A U.S. taxpayer was found ineligible for the foreign earned income exclusion under IRC section 911 with regard to his wages earned in Russia. However, the U.S. Tax Court held that the taxpayer was not liable for accuracy-related penalties under IRC sections 6662 and 6664 with regard to the claimed exclusion.
The case involved a taxpayer who worked in the oil industry and was regularly posted to drilling locations overseas. During the years at issue, the taxpayer worked in Russia. When the taxpayer filed his U.S. tax returns, he excluded his wages earned in Russia from his gross income under IRC section 911(a).
IRC section 911(a) permits a “qualified individual” to exclude a limited amount of foreign earned income. Under IRC section 911(d)(1), a “qualified individual” must, among other requirements, maintain a tax home in a foreign country.
Under IRC section 911(d)(3), combined with IRC section 162(a)(2), an individual’s tax home is his principal place of employment. However, under IRC section 911(d)(3), an individual is not treated as having a tax home in a foreign country for any period during which the individual has his abode within the United States.

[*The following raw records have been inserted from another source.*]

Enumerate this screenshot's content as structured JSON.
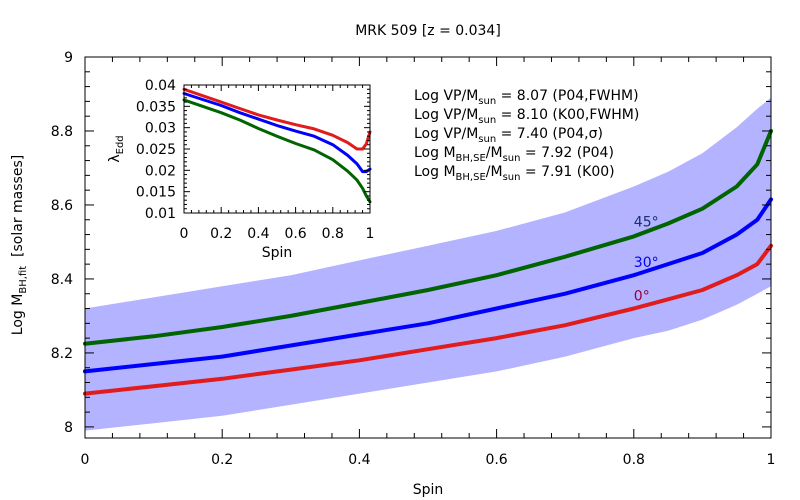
{
  "chart_data": [
    {
      "type": "line",
      "title": "MRK 509  [z = 0.034]",
      "xlabel": "Spin",
      "ylabel": {
        "main": "Log M",
        "sub": "BH,fit",
        "tail": "  [solar masses]"
      },
      "xlim": [
        0,
        1
      ],
      "ylim": [
        7.97,
        9.0
      ],
      "xticks": [
        "0",
        "0.2",
        "0.4",
        "0.6",
        "0.8",
        "1"
      ],
      "yticks": [
        "8",
        "8.2",
        "8.4",
        "8.6",
        "8.8",
        "9"
      ],
      "x": [
        0,
        0.1,
        0.2,
        0.3,
        0.4,
        0.5,
        0.6,
        0.7,
        0.8,
        0.85,
        0.9,
        0.95,
        0.98,
        1.0
      ],
      "band": {
        "color": "#b3b3ff",
        "lower": [
          7.99,
          8.01,
          8.03,
          8.06,
          8.09,
          8.12,
          8.15,
          8.19,
          8.24,
          8.26,
          8.29,
          8.33,
          8.36,
          8.38
        ],
        "upper": [
          8.32,
          8.35,
          8.38,
          8.41,
          8.45,
          8.49,
          8.53,
          8.58,
          8.65,
          8.69,
          8.74,
          8.81,
          8.86,
          8.89
        ]
      },
      "series": [
        {
          "name": "45°",
          "color": "#006400",
          "values": [
            8.225,
            8.245,
            8.27,
            8.3,
            8.335,
            8.37,
            8.41,
            8.46,
            8.515,
            8.55,
            8.59,
            8.65,
            8.71,
            8.8
          ]
        },
        {
          "name": "30°",
          "color": "#0000ff",
          "values": [
            8.15,
            8.17,
            8.19,
            8.22,
            8.25,
            8.28,
            8.32,
            8.36,
            8.41,
            8.44,
            8.47,
            8.52,
            8.56,
            8.615
          ]
        },
        {
          "name": "0°",
          "color": "#e01c1c",
          "values": [
            8.09,
            8.11,
            8.13,
            8.155,
            8.18,
            8.21,
            8.24,
            8.275,
            8.32,
            8.345,
            8.37,
            8.41,
            8.44,
            8.49
          ]
        }
      ],
      "curve_labels": [
        {
          "text": "45°",
          "color": "#1a3070"
        },
        {
          "text": "30°",
          "color": "#0000ff"
        },
        {
          "text": "0°",
          "color": "#990033"
        }
      ],
      "annotations": [
        {
          "pre": "Log VP/M",
          "sub": "sun",
          "post": " = 8.07 (P04,FWHM)"
        },
        {
          "pre": "Log VP/M",
          "sub": "sun",
          "post": " = 8.10 (K00,FWHM)"
        },
        {
          "pre": "Log VP/M",
          "sub": "sun",
          "post": " = 7.40 (P04,σ)"
        },
        {
          "pre": "Log M",
          "sub": "BH,SE",
          "post": "/M",
          "sub2": "sun",
          "post2": " = 7.92 (P04)"
        },
        {
          "pre": "Log M",
          "sub": "BH,SE",
          "post": "/M",
          "sub2": "sun",
          "post2": " = 7.91 (K00)"
        }
      ]
    },
    {
      "type": "line",
      "xlabel": "Spin",
      "ylabel": {
        "main": "λ",
        "sub": "Edd"
      },
      "xlim": [
        0,
        1
      ],
      "ylim": [
        0.01,
        0.04
      ],
      "xticks": [
        "0",
        "0.2",
        "0.4",
        "0.6",
        "0.8",
        "1"
      ],
      "yticks": [
        "0.01",
        "0.015",
        "0.02",
        "0.025",
        "0.03",
        "0.035",
        "0.04"
      ],
      "x": [
        0,
        0.1,
        0.2,
        0.3,
        0.4,
        0.5,
        0.6,
        0.7,
        0.8,
        0.88,
        0.93,
        0.96,
        0.98,
        1.0
      ],
      "series": [
        {
          "name": "0°",
          "color": "#e01c1c",
          "values": [
            0.039,
            0.0375,
            0.036,
            0.0345,
            0.033,
            0.0318,
            0.0307,
            0.0297,
            0.0282,
            0.0265,
            0.025,
            0.025,
            0.0262,
            0.029
          ]
        },
        {
          "name": "30°",
          "color": "#0000ff",
          "values": [
            0.038,
            0.0366,
            0.0352,
            0.0335,
            0.032,
            0.0305,
            0.0292,
            0.028,
            0.026,
            0.0235,
            0.0215,
            0.0197,
            0.0197,
            0.0203
          ]
        },
        {
          "name": "45°",
          "color": "#006400",
          "values": [
            0.0365,
            0.035,
            0.0335,
            0.0318,
            0.0298,
            0.028,
            0.0263,
            0.0248,
            0.0225,
            0.0198,
            0.0177,
            0.0158,
            0.014,
            0.0126
          ]
        }
      ]
    }
  ]
}
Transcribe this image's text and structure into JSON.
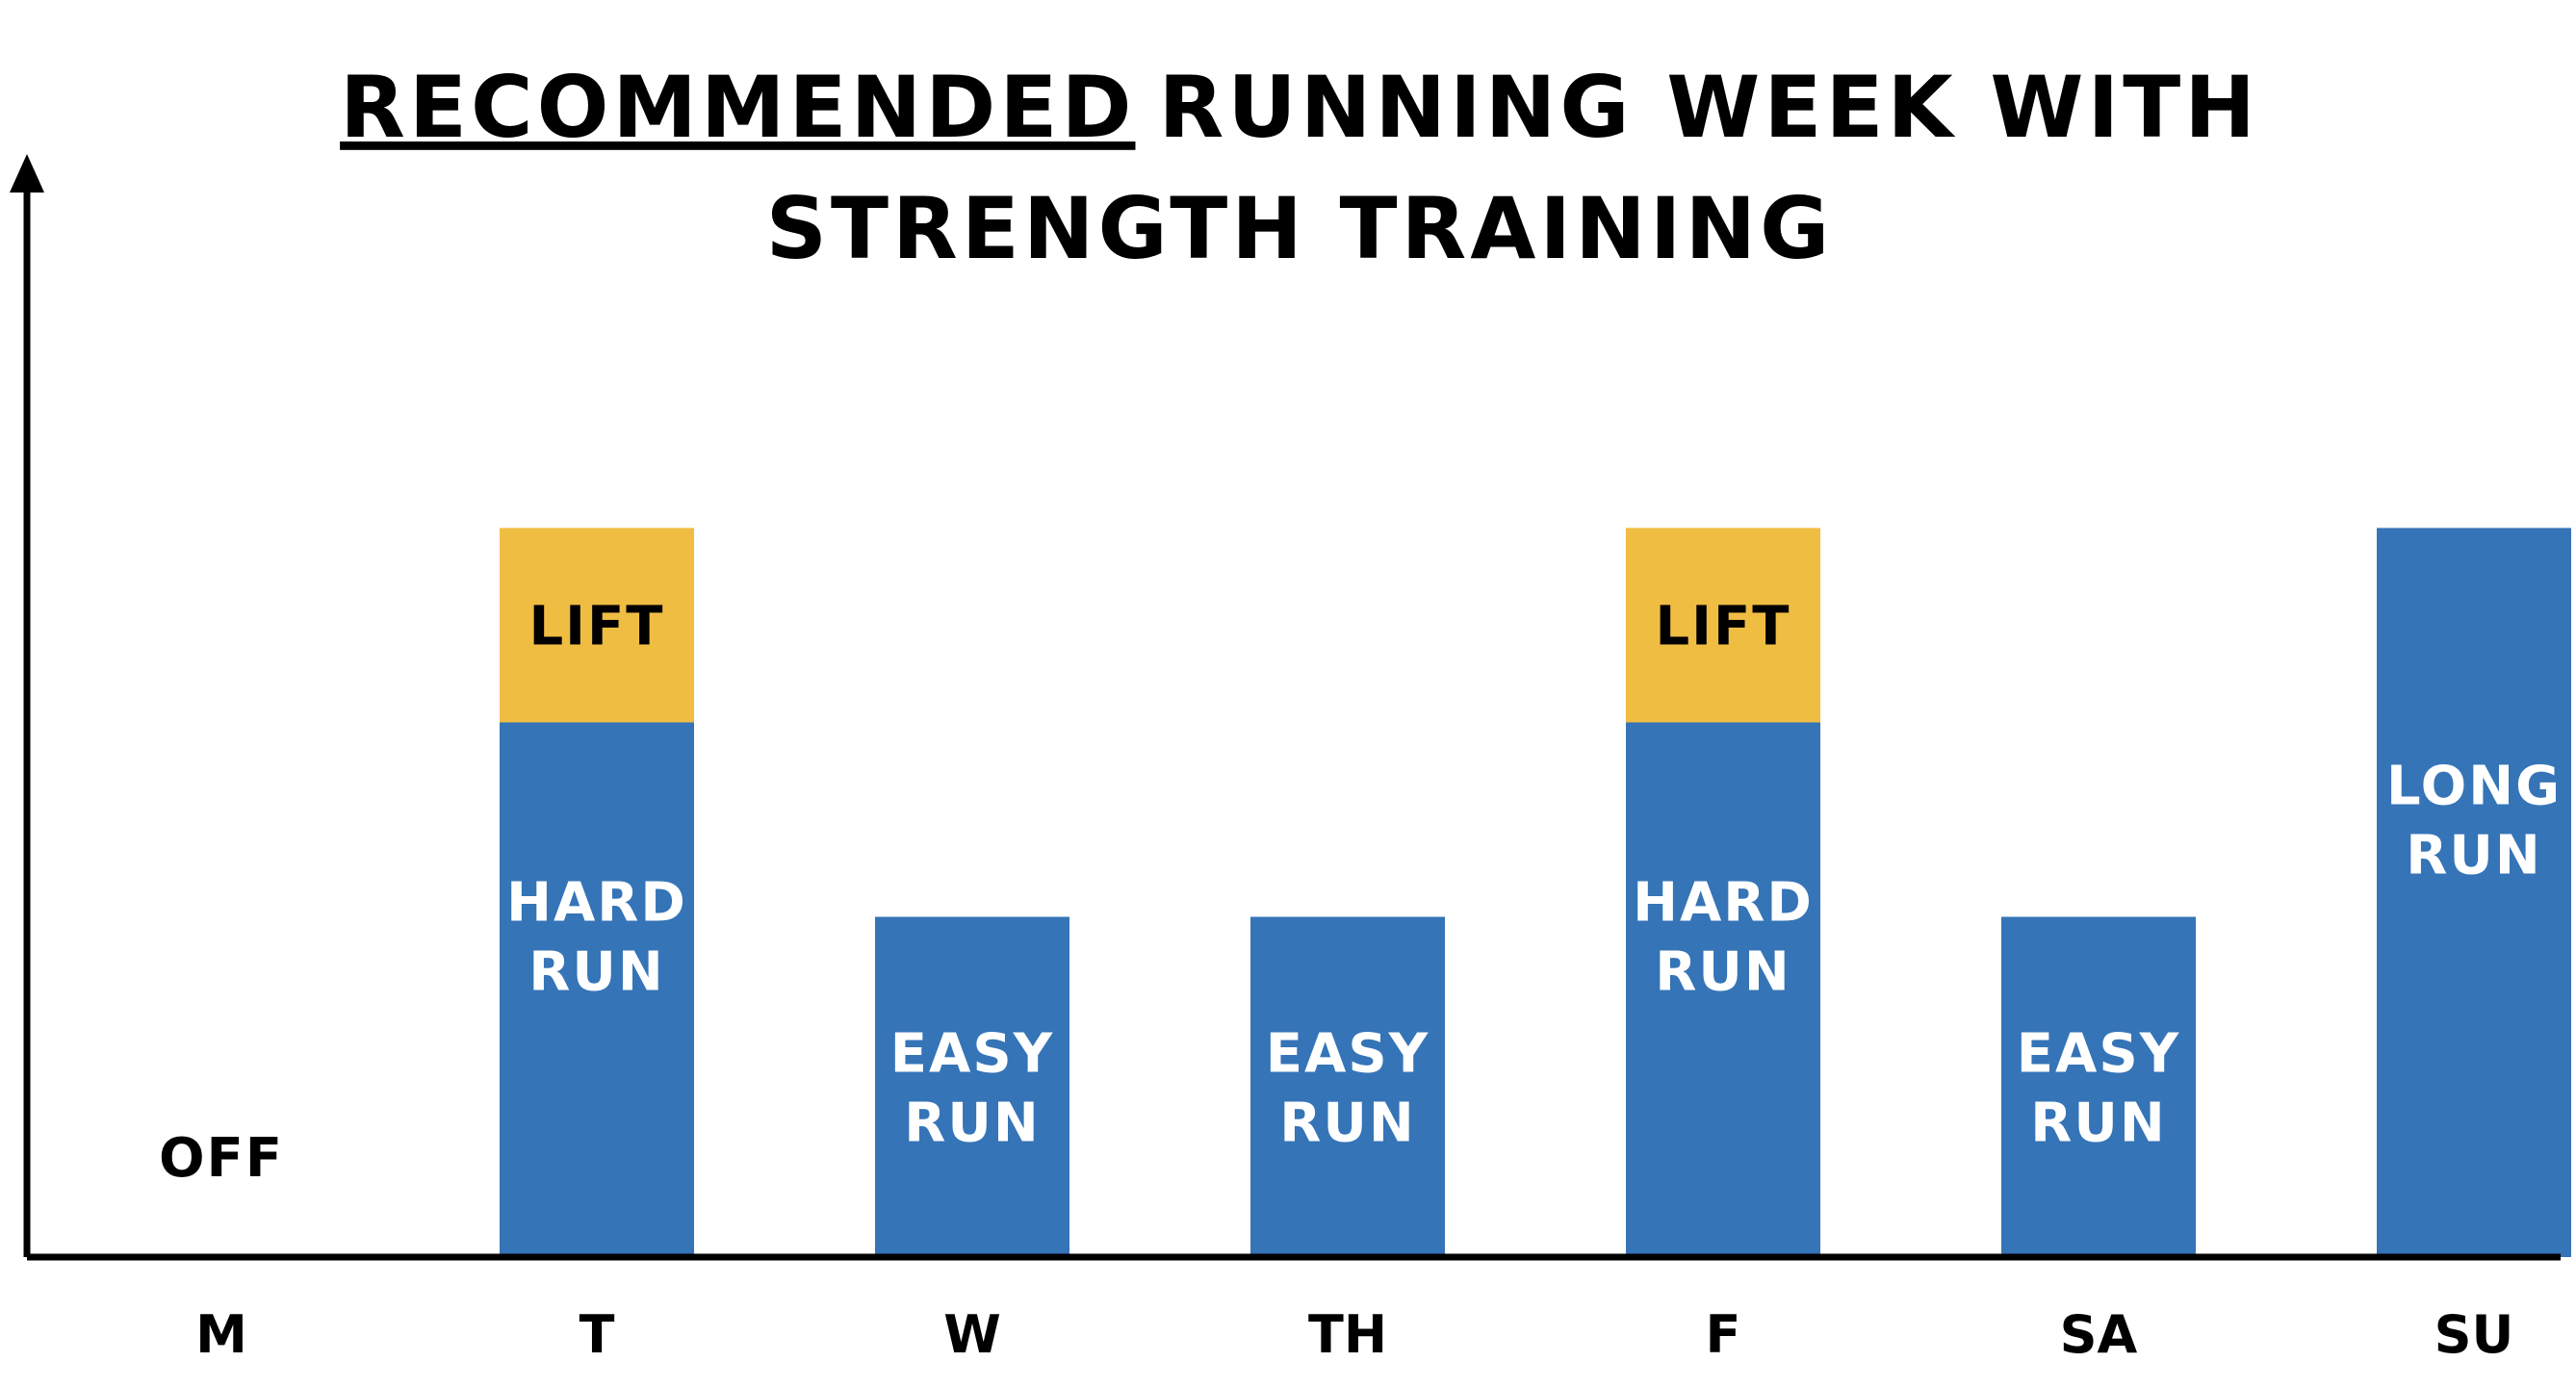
{
  "title": {
    "underlined": "RECOMMENDED",
    "line1_rest": "RUNNING WEEK WITH",
    "line2": "STRENGTH TRAINING"
  },
  "colors": {
    "run": "#3574b7",
    "lift": "#efbd42",
    "run_text": "#ffffff",
    "lift_text": "#000000",
    "axis": "#000000"
  },
  "chart_data": {
    "type": "bar",
    "stacked": true,
    "categories": [
      "M",
      "T",
      "W",
      "TH",
      "F",
      "SA",
      "SU"
    ],
    "ylim": [
      0,
      4
    ],
    "grid": false,
    "legend": "none",
    "series": [
      {
        "values": [
          0,
          2.75,
          1.75,
          1.75,
          2.75,
          1.75,
          3.75
        ],
        "labels": [
          [
            "OFF"
          ],
          [
            "HARD",
            "RUN"
          ],
          [
            "EASY",
            "RUN"
          ],
          [
            "EASY",
            "RUN"
          ],
          [
            "HARD",
            "RUN"
          ],
          [
            "EASY",
            "RUN"
          ],
          [
            "LONG",
            "RUN"
          ]
        ]
      },
      {
        "values": [
          0,
          1,
          0,
          0,
          1,
          0,
          0
        ],
        "labels": [
          [],
          [
            "LIFT"
          ],
          [],
          [],
          [
            "LIFT"
          ],
          [],
          []
        ]
      }
    ]
  }
}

The U.S. Tax Court stated that a taxpayer’s abode is generally in the country in which the taxpayer has the strongest economic, family and personal ties, and in the present case, the taxpayer’s abode was in the United States. The U.S. Tax Court reached this conclusion on the grounds that:
- the taxpayer owned a house in the United States;
- while he was overseas, his first wife, his second wife and his daughter lived in the house or in his parent’s house located in the same city as his house;
- the taxpayer regularly and frequently visited his family in the United States;
- his business affairs were generally handled by his mother, whose address in the United States he used as his mailing address;
- his driver’s license, voter registration, bank accounts and motor vehicles were all centered in the United States; and
- his ties to Russia were entirely transitory and were not much beyond the minimum necessary to perform his duties there.

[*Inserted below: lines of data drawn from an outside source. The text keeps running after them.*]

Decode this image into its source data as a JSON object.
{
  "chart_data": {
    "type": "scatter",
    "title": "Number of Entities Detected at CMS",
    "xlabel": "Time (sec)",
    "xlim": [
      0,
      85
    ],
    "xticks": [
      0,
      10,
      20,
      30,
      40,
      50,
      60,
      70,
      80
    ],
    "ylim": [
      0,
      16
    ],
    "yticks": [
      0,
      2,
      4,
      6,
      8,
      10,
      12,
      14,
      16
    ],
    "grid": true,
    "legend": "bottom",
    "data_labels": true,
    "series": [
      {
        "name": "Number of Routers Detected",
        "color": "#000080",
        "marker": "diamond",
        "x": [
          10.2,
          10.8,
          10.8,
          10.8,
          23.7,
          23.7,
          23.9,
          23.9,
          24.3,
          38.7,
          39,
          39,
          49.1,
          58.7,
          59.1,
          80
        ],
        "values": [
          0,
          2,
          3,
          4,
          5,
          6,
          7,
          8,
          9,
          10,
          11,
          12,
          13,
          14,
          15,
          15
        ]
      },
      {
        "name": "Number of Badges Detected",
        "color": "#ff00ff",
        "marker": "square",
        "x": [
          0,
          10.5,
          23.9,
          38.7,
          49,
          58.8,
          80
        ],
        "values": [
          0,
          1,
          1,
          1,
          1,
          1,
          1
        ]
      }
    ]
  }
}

The U.S. Tax Court accordingly determined that the taxpayer was not eligible for the foreign earned income exclusion under IRC section 911.

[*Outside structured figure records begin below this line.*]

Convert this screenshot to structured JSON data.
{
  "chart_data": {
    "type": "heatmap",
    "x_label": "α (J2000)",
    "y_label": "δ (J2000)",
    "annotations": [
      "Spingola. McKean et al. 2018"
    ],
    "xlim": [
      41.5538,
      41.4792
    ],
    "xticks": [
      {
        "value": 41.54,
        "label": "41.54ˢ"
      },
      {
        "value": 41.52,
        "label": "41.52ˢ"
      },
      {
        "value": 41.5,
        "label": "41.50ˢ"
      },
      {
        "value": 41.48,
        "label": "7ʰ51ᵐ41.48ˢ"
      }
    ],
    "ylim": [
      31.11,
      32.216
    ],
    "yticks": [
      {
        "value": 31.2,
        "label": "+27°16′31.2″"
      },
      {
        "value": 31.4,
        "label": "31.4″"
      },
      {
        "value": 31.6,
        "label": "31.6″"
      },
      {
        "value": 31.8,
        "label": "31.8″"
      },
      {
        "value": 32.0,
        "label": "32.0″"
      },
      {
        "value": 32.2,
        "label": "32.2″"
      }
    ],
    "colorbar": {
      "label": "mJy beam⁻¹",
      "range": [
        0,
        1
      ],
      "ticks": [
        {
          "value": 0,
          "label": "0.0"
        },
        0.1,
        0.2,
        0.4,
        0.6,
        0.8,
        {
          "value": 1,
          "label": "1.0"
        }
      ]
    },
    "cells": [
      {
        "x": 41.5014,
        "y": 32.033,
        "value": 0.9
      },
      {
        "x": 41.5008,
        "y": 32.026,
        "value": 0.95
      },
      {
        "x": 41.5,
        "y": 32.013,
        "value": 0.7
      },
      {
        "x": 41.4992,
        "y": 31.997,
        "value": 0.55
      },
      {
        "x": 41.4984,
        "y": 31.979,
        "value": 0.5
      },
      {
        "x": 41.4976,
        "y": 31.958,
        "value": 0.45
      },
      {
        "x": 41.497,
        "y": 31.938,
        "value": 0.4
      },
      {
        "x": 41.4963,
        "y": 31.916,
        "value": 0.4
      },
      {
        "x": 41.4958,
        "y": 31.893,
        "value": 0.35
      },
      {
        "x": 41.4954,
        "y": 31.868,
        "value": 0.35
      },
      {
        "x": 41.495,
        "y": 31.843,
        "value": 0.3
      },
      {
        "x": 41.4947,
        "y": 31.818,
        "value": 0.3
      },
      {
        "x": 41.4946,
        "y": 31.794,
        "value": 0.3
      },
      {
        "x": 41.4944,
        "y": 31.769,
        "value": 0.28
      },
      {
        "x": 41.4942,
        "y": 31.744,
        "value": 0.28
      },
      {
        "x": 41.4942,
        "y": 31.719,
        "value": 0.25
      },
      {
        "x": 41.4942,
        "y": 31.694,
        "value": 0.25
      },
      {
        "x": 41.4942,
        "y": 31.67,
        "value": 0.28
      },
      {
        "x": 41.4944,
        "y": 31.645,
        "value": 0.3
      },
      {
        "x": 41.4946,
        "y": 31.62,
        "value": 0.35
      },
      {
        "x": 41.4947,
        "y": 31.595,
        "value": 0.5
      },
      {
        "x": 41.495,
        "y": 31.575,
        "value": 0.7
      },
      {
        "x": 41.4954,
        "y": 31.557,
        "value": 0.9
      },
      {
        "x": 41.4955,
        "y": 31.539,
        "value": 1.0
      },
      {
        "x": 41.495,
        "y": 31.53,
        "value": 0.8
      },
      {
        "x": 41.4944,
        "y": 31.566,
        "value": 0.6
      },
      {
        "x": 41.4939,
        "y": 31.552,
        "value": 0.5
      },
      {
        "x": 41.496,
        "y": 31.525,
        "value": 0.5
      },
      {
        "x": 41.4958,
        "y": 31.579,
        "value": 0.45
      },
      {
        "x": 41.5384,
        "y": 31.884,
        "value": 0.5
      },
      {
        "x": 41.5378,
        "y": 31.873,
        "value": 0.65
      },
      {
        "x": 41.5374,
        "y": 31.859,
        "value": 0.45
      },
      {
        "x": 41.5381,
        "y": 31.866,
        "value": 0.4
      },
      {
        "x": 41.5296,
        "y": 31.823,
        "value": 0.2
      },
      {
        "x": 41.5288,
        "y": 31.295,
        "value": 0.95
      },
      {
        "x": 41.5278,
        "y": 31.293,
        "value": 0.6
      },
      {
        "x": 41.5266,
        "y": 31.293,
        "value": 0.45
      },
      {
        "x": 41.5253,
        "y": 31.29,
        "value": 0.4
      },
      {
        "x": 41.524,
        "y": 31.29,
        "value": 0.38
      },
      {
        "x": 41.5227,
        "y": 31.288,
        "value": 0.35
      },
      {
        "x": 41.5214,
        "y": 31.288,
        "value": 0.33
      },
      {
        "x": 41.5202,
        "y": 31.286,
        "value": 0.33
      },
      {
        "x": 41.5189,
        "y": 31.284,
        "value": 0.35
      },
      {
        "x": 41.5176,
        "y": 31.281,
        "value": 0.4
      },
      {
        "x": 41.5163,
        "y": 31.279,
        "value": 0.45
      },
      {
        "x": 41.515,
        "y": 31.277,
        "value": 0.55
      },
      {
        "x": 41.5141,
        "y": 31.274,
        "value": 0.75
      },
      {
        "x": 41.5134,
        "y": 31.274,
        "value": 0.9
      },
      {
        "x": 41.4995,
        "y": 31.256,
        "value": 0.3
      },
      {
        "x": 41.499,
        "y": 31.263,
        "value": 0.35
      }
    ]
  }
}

However, the U.S. Tax Court declined to impose a 20% accuracy-related penalty under IRC section 6662(a) and (b)(1) because the taxpayer acted with reasonable cause and in good faith with regard to his underpayment of tax, which is an exception to the penalty under IRC section 6664(c)(1). The U.S. Tax Court found that the taxpayer reasonably relied on the advice of a competent tax professional, who advised that the taxpayer’s wages earned in Russia were eligible for the section 911 exclusion.